Becoming an Intelligence Analyst
Intelligence analysts work for a variety of organizations, most notably federal government agencies including the Federal Bureau of Investigation (FBI), National Security Agency (NSA), and Central Intelligence Agency (CIA). The tasks involved in this line of work entail extensive research into and collection of information from many sources. Intelligence analysts then sort, target, and identify relevant data, which is reported to key officials.
Individuals employed by government bodies usually enjoy a measure of job security as well as good benefits. Intelligence analysts rarely work in the field and spend most of their time in an office or digital laboratory, sifting through and deciphering information pertinent to law enforcement cases. This job carries less risk of personal injury than most careers related to law enforcement.
|Degree Level||Bachelor's degree|
|Degree Field||Intelligence studies, national security, political science|
|Experience||Some experience preferred in areas like cryptology, intelligence collection, military or foreign service|
|Key Skills/Requirements||Critical-thinking, analytical, problem-solving, decision-making, communication, and interpersonal skills; foreign language skills preferred, ability to pass background investigation or obtain security clearance; must be a U.S. citizen; proficiency with industry software used to perform classified tasks|
|Median Salary||$69,306 (February 2020 for intelligence analysis)|
According to the CIA, there are various requirements for this career. Intelligence analysts must be U.S. citizens, they typically hold bachelor's degrees in intelligence studies, national security, or political science and have some experience in areas like cryptology, intelligence collection, or military or foreign service. Key skills for intelligence analysts include critical thinking, analytical, problem solving, decision making, communication, interpersonal, and foreign language skills, as well as the ability to pass background investigation or obtain security clearance, and proficiency with industry software used to perform classified tasks. In February 2020, PayScale.com reported that the median annual salary for intelligence analysis was $69,306.
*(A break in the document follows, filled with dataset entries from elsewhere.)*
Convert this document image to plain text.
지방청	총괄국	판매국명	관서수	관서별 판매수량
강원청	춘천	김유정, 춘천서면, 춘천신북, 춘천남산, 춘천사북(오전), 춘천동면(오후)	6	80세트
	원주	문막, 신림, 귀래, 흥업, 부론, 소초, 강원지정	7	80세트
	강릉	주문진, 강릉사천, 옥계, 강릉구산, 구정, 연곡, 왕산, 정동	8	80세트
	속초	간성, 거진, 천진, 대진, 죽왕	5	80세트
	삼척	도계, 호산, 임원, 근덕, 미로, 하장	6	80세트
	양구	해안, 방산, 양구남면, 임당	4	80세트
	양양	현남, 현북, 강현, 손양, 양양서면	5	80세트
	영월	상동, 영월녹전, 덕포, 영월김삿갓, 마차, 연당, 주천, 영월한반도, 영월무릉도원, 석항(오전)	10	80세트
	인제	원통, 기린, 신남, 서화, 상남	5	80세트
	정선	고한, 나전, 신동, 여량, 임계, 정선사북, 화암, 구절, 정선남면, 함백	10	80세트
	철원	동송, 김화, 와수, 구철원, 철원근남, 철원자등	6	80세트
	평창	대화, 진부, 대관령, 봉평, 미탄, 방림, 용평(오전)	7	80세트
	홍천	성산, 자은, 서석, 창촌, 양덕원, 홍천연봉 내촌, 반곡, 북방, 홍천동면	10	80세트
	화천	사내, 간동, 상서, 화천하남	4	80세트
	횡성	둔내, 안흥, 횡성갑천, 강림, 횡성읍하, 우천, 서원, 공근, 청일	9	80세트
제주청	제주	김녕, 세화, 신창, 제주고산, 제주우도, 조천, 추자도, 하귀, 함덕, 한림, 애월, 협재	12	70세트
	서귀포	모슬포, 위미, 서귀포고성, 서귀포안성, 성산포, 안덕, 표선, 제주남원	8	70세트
Step 1: Earn a Bachelor's Degree
The first step towards becoming an intelligence analyst is to earn a bachelor's degree. An intelligence analyst is expected to have earned at least a bachelor's degree from an accredited university. Degrees in intelligence studies, political science, national security and international studies are all beneficial to aspiring analysts. In addition, coursework in counter-terrorism and homeland security can increase employment opportunities. Fluency in another language is also important for some positions. Computer courses are also helpful.
Complete an Internship Program
Participating in an internship provides students with the opportunity to learn more about the field of intelligence analysis. Depending on the sponsoring agency, the program highlights may include providing aspiring candidates with an overview of how the process of intelligence gathering works from the initial point of research to collection, assessment and preparing reports.
Step 2: Apply for Position
The second step toward becoming an intelligence analyst is to apply for a position. Those who successfully complete a rigorous interview and testing process may be offered a position as an intelligence analyst. Application and acceptance standards are quite high and stringent. Disqualification is based on several factors depending on the hiring agency and includes having a criminal record and illegal drug use.
Be Prepared for a Background Investigation
Because working as an intelligence analyst includes handling confidential information, an extensive background investigation is required. Obtaining a position with top-level federal agencies, such as the FBI, CIA, or NSA, entails several lengthy steps including passing a polygraph examination as well as criminal record and credit checks. Past and current employers and neighbors will be questioned, and references will be required. These thorough investigations usually take several months to complete.
Step 3: Continue Education
The third step toward becoming an intelligence analyst is to continue your education for career advancement. In order to showcase your dedication, it is important to take the initiative. For example, if you were interested in working on issues related to a particular part of the world, do your best to become acquainted with the social, cultural, political, and economic climates of those areas. In addition, do your best to pick up the local language. The better informed you are the more qualified you become to tackle issues you're interested in.
The steps toward becoming an intelligence analyst include earning a bachelor's degree, applying for a position and continuing your education for career advancement.